Dabney Wilson was only four when her cousin Clayton died of cancer. The UT nursing student has few personal memories of him, but his legacy lives on through others’ stories about him.
Wilson, a senior in the Chancellor’s Honors Program, heard a lot about Clayton, who at six years old wandered hospital halls with his little IV pole, delivering nurses pictures he had drawn and sharing movies with other patients.
“I think kids like Clayton have a lot to say and a lot of insight into things adults miss.”

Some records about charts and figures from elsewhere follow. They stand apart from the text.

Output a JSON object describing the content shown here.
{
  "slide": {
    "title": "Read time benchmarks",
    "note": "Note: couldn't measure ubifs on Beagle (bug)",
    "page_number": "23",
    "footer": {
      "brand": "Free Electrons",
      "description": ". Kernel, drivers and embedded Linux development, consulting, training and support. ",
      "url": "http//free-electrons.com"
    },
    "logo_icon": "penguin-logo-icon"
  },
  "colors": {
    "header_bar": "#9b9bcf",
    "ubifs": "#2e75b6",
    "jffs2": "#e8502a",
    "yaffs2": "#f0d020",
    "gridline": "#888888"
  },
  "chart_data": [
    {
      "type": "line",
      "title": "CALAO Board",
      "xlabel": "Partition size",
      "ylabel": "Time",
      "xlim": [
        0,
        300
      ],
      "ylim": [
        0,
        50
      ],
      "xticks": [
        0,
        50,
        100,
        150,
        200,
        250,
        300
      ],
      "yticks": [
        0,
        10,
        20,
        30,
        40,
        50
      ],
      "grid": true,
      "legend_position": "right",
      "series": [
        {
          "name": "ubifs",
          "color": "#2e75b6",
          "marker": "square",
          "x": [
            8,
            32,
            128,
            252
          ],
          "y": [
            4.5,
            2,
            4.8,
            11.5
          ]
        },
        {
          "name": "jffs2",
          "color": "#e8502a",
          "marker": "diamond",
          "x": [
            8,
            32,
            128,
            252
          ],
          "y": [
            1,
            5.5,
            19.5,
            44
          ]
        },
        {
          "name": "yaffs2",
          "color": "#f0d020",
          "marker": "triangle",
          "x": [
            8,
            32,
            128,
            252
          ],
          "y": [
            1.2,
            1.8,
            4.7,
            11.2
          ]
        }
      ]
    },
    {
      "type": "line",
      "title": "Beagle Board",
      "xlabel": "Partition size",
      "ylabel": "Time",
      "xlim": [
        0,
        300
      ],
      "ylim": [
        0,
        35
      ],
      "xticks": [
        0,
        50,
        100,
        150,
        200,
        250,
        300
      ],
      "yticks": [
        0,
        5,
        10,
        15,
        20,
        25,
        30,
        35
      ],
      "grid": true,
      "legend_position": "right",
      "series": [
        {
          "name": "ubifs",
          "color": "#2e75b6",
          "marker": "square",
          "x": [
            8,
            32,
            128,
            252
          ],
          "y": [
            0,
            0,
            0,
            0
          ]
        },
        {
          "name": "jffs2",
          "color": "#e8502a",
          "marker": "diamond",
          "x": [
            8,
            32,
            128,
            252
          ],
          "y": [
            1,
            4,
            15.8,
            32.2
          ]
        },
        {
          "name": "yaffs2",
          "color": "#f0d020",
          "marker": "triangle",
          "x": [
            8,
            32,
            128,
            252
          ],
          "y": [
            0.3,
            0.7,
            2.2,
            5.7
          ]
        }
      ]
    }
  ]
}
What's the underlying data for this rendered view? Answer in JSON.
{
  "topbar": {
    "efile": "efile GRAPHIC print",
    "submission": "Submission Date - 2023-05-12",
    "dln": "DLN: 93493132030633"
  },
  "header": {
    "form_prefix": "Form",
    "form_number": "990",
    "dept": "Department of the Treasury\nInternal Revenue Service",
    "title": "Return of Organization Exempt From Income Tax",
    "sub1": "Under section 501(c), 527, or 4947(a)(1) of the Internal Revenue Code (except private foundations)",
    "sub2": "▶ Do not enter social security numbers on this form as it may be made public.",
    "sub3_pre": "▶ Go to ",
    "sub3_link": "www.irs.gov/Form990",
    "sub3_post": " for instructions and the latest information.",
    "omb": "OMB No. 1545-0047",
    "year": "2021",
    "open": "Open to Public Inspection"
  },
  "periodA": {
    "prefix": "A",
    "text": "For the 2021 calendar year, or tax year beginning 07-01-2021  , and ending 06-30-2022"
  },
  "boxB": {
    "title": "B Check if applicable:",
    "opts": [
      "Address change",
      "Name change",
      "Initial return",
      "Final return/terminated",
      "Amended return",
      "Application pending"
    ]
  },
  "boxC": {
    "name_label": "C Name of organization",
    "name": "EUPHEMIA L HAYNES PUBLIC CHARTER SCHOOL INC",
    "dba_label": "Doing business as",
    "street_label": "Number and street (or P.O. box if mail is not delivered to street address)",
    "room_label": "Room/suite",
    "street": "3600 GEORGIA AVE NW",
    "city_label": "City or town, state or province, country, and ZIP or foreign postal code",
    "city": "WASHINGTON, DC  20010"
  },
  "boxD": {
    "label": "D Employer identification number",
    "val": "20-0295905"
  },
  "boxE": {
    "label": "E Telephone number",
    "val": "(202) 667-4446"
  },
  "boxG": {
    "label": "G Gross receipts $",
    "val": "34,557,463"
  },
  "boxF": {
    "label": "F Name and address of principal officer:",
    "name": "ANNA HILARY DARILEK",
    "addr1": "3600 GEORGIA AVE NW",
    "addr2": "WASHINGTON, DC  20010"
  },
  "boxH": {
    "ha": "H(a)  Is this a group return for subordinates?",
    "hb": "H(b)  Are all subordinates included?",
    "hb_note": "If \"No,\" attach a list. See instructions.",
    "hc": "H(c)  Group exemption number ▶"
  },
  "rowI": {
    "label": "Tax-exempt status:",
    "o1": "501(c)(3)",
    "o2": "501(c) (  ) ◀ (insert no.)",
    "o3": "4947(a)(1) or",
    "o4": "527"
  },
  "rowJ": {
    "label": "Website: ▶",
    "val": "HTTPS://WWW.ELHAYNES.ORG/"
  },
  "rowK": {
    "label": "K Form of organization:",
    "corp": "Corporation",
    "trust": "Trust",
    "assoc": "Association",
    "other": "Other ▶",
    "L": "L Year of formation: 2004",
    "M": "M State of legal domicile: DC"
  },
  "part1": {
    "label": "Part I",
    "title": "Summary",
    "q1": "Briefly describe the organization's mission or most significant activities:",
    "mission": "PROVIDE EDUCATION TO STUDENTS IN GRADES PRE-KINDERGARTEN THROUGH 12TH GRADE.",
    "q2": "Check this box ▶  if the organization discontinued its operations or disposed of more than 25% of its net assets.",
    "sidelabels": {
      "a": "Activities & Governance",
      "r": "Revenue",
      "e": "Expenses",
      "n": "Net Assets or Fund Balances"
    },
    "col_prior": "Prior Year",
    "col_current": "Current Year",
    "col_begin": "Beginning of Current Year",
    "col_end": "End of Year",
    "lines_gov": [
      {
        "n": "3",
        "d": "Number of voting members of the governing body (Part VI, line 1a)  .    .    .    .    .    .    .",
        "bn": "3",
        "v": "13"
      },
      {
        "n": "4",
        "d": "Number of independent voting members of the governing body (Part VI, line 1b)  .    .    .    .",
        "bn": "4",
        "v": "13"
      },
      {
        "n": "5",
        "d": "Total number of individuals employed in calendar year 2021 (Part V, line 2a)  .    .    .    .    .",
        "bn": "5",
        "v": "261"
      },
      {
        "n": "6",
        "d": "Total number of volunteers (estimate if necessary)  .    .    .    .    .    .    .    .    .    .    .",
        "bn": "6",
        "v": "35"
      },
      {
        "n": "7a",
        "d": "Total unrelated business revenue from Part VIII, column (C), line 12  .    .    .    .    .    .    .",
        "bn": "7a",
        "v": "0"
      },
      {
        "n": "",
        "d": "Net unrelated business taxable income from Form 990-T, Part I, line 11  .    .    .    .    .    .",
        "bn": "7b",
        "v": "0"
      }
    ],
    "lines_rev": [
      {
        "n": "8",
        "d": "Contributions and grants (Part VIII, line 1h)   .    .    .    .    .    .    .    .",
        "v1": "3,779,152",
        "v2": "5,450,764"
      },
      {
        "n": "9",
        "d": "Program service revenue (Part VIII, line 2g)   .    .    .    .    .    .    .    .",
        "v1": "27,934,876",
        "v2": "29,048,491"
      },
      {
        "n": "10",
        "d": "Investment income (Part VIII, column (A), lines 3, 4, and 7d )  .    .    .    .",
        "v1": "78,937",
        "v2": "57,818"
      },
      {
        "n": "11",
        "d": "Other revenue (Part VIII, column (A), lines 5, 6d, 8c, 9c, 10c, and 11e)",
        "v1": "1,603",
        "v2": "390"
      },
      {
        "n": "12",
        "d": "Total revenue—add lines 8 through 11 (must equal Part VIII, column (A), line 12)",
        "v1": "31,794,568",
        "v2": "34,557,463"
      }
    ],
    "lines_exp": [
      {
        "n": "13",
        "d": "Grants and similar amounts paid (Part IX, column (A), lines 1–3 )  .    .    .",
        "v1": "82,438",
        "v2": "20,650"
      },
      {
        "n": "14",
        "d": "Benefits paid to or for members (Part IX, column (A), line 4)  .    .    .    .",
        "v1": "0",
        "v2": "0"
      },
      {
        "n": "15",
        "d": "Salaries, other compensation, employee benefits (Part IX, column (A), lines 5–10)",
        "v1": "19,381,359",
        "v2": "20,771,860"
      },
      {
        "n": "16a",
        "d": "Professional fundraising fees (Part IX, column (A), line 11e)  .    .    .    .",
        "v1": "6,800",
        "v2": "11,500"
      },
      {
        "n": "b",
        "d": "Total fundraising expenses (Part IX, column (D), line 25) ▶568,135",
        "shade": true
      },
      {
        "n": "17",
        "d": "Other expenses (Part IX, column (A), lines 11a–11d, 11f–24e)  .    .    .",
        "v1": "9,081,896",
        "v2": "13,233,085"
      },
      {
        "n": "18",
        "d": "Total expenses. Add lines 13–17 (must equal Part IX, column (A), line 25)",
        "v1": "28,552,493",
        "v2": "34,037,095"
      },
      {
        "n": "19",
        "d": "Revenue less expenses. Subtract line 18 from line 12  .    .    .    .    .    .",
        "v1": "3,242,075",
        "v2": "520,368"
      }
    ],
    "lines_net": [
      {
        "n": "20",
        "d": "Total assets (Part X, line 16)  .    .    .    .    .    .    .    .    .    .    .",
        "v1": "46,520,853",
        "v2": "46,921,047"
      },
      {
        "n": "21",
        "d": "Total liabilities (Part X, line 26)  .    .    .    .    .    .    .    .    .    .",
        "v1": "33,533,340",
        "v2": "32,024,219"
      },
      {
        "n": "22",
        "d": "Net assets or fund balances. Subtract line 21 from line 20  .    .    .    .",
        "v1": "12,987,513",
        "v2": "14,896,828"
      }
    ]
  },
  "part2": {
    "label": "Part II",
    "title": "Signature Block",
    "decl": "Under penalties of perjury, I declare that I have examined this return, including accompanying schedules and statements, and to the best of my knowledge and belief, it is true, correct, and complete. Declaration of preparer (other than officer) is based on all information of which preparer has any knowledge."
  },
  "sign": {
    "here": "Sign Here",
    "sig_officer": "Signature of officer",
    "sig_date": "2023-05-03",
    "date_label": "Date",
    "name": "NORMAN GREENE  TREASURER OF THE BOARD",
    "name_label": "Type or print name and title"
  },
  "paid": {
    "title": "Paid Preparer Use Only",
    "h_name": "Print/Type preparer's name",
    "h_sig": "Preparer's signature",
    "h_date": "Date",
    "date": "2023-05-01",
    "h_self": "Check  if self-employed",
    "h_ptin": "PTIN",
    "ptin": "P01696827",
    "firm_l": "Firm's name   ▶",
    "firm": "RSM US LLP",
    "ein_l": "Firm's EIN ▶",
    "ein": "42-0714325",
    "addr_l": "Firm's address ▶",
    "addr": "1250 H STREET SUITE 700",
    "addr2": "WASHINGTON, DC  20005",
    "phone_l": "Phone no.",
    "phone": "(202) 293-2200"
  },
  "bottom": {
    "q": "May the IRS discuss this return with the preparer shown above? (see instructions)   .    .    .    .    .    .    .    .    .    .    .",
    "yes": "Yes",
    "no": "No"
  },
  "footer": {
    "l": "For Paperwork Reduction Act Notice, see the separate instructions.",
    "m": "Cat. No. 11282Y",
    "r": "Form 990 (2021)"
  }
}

Working with Associate Nursing Professor Sadie Hutson, Wilson dreamed up an idea to give kids like Clayton a lasting voice and memorial through digital storytelling.
The idea, which would serve as the foundation for her Nursing Honors Program research project, aims to chronicle young cancer patients’ journeys while investigating a potential new therapeutic tool.
With iPad in hand, Wilson meets with patients at East Tennessee Children’s Hospital as they undergo chemotherapy treatments. She talks through pictures, movies, and songs as the children decide what they want in their digital story. The process creates a keepsake as well as qualitative data measuring the therapeutic effect gained.
“I hope to find that digital storytelling is therapeutic for these children, aiding their development and search for their role and identity in the face of cancer,” she says.
Wilson hopes the practice expands to help nurses provide better care with a better understanding of their patients.
After graduation, Wilson hopes to serve as a pediatric oncology nurse and earn her master’s degree as a nurse practitioner.